Reviewed in Australia on 16 July 2015
I have to say, when I saw this book listed, I forget where, I thought it might not be all that much, but it was at hand, so I picked it up. Oh. My. God. I could not have been more wrong, or more happy to be so.
“Tinker”, and the follow-up, “Wolf Who Rules” are extraordinary. The concept of science as the foundation of magic is one I have always wished someone would write about – and Spencer does it in a believable, extremely well developed, and well written manner. I picked up the book for an ‘easy’ read, and within a few pages was totally hooked.
Admittedly, I am a sucker for BOTH fantasy and science books. The “multiverse” and “bubble universe” studies, as well as the whole concept of quantum physics, fascinates me. No, I am not a scientist, never got to learn, but I can still read about it, right? Many authors use alternate universes to base their stories. Spencer takes it further, placing her stories in a possible future, where layers of universes flow-through to a possible future Earth we all recognize. And set in Pittsburgh, no less? Ok, you write about the city you know, and even though I laughed when I read where it was set (who would think Pittsburgh for a land of fairie?) Spencer really makes you feel like you are there, walking the streets of Pittsburgh, that you know the people she writes about. And she makes you really care about them.

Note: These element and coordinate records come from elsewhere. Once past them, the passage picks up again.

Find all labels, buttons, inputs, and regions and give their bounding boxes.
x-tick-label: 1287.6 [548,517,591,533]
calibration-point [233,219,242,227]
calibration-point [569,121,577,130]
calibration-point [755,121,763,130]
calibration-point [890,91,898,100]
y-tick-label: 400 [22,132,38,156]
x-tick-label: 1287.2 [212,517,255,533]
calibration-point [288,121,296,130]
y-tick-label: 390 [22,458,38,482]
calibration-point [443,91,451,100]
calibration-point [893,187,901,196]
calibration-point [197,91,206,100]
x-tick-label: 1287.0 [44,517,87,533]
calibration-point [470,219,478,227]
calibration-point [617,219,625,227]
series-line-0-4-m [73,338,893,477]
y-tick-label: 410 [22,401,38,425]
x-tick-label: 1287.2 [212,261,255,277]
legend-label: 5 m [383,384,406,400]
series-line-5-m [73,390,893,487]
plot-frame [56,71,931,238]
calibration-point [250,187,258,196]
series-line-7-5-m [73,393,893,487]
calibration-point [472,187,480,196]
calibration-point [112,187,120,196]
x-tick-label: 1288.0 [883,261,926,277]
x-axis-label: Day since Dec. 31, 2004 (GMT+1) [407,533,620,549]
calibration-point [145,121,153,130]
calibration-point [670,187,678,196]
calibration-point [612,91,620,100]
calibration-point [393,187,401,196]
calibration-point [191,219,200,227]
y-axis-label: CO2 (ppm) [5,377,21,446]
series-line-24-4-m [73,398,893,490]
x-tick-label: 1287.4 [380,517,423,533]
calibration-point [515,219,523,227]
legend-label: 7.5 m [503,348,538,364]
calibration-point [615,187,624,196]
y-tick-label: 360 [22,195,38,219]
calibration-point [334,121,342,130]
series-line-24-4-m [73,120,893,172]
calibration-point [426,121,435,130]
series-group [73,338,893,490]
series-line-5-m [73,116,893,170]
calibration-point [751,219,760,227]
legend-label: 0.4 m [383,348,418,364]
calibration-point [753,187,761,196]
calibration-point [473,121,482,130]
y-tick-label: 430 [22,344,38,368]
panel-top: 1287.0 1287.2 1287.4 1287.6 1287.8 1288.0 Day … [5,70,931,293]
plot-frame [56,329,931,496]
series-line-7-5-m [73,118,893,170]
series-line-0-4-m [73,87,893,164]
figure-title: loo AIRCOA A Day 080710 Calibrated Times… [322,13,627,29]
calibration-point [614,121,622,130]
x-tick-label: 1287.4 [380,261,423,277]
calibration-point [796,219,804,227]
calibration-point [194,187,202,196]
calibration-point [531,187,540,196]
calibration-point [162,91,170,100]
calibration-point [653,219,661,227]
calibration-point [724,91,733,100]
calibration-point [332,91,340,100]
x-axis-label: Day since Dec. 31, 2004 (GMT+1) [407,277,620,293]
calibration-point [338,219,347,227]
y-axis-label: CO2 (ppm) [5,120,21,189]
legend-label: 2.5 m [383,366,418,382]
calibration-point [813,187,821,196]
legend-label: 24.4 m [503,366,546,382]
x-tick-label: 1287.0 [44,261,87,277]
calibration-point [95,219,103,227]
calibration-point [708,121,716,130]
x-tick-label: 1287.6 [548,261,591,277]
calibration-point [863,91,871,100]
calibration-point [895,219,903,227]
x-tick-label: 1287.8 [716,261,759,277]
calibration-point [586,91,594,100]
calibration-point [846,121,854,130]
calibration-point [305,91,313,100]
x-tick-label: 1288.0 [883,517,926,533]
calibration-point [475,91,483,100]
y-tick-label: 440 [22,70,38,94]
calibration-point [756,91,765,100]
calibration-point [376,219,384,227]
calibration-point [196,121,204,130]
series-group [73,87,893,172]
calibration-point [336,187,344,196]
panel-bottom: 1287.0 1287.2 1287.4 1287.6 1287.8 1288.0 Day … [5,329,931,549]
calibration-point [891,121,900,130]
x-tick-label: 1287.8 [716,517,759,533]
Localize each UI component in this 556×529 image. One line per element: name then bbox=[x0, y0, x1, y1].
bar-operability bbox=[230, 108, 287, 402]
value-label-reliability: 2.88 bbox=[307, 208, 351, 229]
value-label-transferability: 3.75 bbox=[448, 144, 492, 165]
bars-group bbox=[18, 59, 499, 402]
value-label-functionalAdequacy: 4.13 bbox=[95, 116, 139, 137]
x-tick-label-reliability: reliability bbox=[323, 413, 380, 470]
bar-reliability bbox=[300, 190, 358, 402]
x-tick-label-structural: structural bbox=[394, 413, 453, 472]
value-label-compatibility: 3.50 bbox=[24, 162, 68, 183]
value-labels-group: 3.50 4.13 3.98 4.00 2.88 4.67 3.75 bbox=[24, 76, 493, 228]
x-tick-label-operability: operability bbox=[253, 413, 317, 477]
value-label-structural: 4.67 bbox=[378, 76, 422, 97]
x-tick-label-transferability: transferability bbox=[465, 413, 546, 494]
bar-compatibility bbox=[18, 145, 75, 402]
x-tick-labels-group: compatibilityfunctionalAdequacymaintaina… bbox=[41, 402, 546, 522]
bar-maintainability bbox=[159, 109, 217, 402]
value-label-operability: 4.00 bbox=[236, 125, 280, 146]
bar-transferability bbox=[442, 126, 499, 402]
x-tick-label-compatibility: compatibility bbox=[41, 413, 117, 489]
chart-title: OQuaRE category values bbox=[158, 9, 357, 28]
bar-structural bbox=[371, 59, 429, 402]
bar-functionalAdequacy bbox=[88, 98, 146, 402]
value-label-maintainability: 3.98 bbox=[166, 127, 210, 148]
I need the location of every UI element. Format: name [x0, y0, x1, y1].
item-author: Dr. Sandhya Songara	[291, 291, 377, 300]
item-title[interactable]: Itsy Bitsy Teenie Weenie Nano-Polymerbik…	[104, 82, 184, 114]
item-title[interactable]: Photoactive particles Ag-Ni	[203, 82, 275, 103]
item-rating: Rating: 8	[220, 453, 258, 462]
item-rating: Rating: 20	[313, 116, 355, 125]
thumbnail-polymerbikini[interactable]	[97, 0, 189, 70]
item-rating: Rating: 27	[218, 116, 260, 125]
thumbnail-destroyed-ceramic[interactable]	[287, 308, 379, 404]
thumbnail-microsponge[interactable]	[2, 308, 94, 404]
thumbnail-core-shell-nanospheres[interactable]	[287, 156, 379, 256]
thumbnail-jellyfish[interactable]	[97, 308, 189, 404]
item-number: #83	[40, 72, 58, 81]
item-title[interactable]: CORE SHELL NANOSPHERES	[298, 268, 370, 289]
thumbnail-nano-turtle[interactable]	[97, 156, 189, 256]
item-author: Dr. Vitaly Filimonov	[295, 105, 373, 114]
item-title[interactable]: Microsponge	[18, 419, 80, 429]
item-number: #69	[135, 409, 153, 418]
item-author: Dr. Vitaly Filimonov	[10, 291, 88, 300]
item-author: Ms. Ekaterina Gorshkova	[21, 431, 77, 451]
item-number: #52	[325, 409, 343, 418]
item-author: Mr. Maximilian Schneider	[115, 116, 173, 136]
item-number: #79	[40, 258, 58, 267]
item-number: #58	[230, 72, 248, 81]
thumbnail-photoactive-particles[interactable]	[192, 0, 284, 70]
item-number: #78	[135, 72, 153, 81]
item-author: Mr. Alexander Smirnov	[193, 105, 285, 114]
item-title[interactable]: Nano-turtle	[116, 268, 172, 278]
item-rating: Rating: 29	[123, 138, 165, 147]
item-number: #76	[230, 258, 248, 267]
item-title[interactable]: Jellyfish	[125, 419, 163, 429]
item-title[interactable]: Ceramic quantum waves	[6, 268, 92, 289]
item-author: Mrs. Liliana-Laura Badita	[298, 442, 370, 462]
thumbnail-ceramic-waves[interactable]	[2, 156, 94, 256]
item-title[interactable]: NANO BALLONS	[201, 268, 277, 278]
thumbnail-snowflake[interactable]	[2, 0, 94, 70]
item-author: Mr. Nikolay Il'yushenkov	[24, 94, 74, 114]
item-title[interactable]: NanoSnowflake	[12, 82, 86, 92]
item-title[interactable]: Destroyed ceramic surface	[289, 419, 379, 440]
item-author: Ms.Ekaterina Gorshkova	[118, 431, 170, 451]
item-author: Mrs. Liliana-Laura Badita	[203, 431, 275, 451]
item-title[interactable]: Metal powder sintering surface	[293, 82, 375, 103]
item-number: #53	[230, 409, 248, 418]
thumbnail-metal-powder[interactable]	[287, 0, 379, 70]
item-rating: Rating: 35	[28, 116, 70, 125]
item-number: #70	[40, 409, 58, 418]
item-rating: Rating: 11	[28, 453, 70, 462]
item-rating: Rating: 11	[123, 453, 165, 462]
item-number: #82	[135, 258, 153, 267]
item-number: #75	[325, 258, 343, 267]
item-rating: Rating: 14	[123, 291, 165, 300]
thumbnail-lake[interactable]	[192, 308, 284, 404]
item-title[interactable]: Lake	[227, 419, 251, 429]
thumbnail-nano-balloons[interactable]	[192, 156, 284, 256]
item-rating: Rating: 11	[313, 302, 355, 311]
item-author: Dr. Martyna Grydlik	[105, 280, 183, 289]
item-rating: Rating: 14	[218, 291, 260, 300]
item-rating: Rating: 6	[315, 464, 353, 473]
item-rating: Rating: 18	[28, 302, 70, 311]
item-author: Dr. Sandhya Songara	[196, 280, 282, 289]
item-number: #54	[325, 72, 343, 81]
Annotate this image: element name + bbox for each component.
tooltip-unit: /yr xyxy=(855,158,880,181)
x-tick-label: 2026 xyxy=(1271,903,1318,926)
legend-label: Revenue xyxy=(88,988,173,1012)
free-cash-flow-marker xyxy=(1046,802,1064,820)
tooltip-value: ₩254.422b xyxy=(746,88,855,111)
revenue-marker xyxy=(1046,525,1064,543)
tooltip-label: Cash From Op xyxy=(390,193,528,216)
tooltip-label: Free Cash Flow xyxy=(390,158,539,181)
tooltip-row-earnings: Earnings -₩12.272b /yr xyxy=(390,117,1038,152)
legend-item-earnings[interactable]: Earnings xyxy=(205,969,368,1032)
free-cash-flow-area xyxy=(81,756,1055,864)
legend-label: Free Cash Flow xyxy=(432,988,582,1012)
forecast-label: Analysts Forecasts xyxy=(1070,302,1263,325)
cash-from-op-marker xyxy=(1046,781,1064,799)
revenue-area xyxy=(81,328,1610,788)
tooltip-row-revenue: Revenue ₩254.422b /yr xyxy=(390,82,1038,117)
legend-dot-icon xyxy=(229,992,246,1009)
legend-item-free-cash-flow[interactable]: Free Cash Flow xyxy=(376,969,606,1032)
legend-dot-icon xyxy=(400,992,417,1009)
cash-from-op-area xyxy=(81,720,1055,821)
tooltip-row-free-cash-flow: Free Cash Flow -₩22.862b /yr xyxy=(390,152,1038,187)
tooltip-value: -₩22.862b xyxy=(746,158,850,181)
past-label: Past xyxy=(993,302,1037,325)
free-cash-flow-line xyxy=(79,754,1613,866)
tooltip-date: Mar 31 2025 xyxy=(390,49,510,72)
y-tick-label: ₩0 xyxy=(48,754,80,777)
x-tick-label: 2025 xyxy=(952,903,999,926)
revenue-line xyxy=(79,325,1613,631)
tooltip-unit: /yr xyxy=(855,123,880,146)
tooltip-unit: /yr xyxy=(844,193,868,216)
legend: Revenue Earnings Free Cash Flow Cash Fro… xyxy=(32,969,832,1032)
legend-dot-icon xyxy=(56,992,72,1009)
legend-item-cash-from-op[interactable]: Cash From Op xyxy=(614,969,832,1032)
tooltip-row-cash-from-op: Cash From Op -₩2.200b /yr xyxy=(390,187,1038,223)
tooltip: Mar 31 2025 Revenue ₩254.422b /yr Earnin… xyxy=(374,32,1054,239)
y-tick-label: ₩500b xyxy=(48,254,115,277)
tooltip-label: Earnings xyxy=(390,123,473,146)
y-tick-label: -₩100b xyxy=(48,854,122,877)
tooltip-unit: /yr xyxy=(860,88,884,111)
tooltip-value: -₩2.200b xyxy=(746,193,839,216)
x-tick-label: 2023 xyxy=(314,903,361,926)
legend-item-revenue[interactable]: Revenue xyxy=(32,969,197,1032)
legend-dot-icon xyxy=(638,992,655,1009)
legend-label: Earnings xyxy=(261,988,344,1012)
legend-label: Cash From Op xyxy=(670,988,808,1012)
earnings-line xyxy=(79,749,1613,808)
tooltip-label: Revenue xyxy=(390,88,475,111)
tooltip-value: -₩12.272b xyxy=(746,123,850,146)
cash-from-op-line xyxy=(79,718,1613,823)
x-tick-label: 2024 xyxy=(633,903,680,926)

Tinker is fascinating. In a way genetically engineered to become the creature of her grandfather’s dreams, she is a genius at mathematics and mechanics in a Pittsburgh moved to a land of magic. Good hearted, down-to-earth, intelligent, and smart as a whip, she is a perfectly realized character, with enough confidence in herself to be strong, and yet not a total screaming bitch as some authors like their heroines to be. She knows that she is not always right, is often unsure of herself, but still takes care of business, taking care of the people who depend on her for their safety and their own. She takes physical change, pain, and uncertainty and becomes the stronger for it. She never gives up who she is – amazing given the situations she finds herself thrown into with no preparation, no training, and socialization to the laws and goals of the group she suddenly finds herself a part of. Kudos, Ms. Spencer, for a beautifully developed group of characters, firmly based in both fantasy, and reality!
Tinker’s grasp of technology, as well as her grasp of magic theory and the integration between the two makes this a fascinating new meld of my two favorite fields. Thank you, Ms. Spencer, for writing wonderful characters!!!!!